The generic answer is the financial sector: banks, pension funds and other financial institutions.
That means that buying up all that government debt will not directly lead to higher consumer prices.
In other words, it appears that the central bank would even get away with goggling up all that outstanding domestic public debt.
One big problem, however, are future bond issues. As long as governments keep on running deficits and old debt matures, government have to issue new bonds. But even that seems, in theory, a “surmountable” obstacle.
So if buying up all those government bonds, and thereby keeping the interest rate on government debt permanently low or at zero, has no direct consequences in terms of quickly rising consumer prices, then what does?
A Loss of Confidence in the Currency
The answer is a matter of confidence. Of course, consumer prices might start rising indirectly because the bond holders that sell government bonds to the central bank could spend their proceeds on products and services that are part of the consumer price index. But it is more likely that these proceeds remain in the financial sector and will be used to, for example, push stock prices or other bond prices to new highs.
The only possible answer to the question posed above is a loss of confidence in the respective currency, or a “crack-up boom” as the economist Ludwig von Mises once called it. It is the complete collapse of a currency because people no longer believe that the currency will maintain its value in the future. In other words, instead of a healthy demand for the currency in question, consumers shift their demand to other currencies and goods.
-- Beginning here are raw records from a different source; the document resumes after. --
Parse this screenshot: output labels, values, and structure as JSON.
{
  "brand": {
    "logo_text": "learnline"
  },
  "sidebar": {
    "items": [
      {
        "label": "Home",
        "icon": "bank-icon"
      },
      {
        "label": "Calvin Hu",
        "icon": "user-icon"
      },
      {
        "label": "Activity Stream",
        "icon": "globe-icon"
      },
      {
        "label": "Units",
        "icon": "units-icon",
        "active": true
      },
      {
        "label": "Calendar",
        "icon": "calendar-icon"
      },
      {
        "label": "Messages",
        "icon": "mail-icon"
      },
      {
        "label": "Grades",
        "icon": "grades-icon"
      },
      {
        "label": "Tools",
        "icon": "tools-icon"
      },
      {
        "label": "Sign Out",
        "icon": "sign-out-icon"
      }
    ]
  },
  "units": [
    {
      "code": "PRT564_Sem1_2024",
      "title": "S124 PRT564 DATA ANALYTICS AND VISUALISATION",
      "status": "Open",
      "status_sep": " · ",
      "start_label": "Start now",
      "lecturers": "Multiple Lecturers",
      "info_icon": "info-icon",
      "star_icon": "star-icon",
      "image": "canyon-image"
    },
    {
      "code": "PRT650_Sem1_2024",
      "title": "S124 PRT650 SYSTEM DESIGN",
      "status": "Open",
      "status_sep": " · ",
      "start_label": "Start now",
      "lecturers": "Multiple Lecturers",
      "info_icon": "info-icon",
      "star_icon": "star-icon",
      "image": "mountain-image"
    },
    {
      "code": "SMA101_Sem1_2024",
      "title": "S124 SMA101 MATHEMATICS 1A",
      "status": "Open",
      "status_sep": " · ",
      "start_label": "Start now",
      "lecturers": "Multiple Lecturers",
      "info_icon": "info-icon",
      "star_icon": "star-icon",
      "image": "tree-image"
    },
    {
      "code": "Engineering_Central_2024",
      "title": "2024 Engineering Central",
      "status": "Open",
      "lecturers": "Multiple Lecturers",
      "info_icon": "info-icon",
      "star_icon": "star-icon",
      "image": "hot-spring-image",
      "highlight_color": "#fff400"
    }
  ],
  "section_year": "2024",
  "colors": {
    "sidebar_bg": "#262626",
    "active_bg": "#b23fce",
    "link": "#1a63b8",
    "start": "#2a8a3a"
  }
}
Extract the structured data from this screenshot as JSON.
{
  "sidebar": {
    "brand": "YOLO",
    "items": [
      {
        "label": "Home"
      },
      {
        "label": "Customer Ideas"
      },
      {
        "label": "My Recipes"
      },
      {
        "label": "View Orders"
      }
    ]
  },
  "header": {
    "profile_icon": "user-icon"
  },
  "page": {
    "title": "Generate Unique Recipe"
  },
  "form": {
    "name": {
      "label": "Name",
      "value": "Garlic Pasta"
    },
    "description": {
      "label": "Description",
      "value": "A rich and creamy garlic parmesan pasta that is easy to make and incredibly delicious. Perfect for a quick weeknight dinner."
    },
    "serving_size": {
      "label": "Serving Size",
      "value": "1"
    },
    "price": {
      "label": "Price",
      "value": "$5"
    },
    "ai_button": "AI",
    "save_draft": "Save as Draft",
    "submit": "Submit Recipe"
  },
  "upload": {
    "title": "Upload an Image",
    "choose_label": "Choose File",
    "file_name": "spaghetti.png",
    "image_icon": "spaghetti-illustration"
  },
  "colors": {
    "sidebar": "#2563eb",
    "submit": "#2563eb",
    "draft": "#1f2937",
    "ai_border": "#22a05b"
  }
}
This negative spiral leads to the complete destruction of the currency or if not at least to a radical reversal in monetary policy. From ultra-loose, to ultra-conservative.
Ironically, a loss of confidence in a currency goes hand in hand with higher inflation. When people try to get their hands on other currencies and goods faster and faster, this lower demand for money (cash balances) will result in an increasingly rapid loss of purchasing power of the currency. That is, inflation.
The central bank will no longer have a choice: continue until death or give up prematurely by normalizing monetary policy. It would mean the return of the “bond vigilantes.” Or as a colleague of mine says: market forces ALWAYS overwhelm anti-market logic. This time will be no exception.
Therefore, our conclusion should be that without a shift in monetary policy higher inflation is inevitable. Gold is well positioned.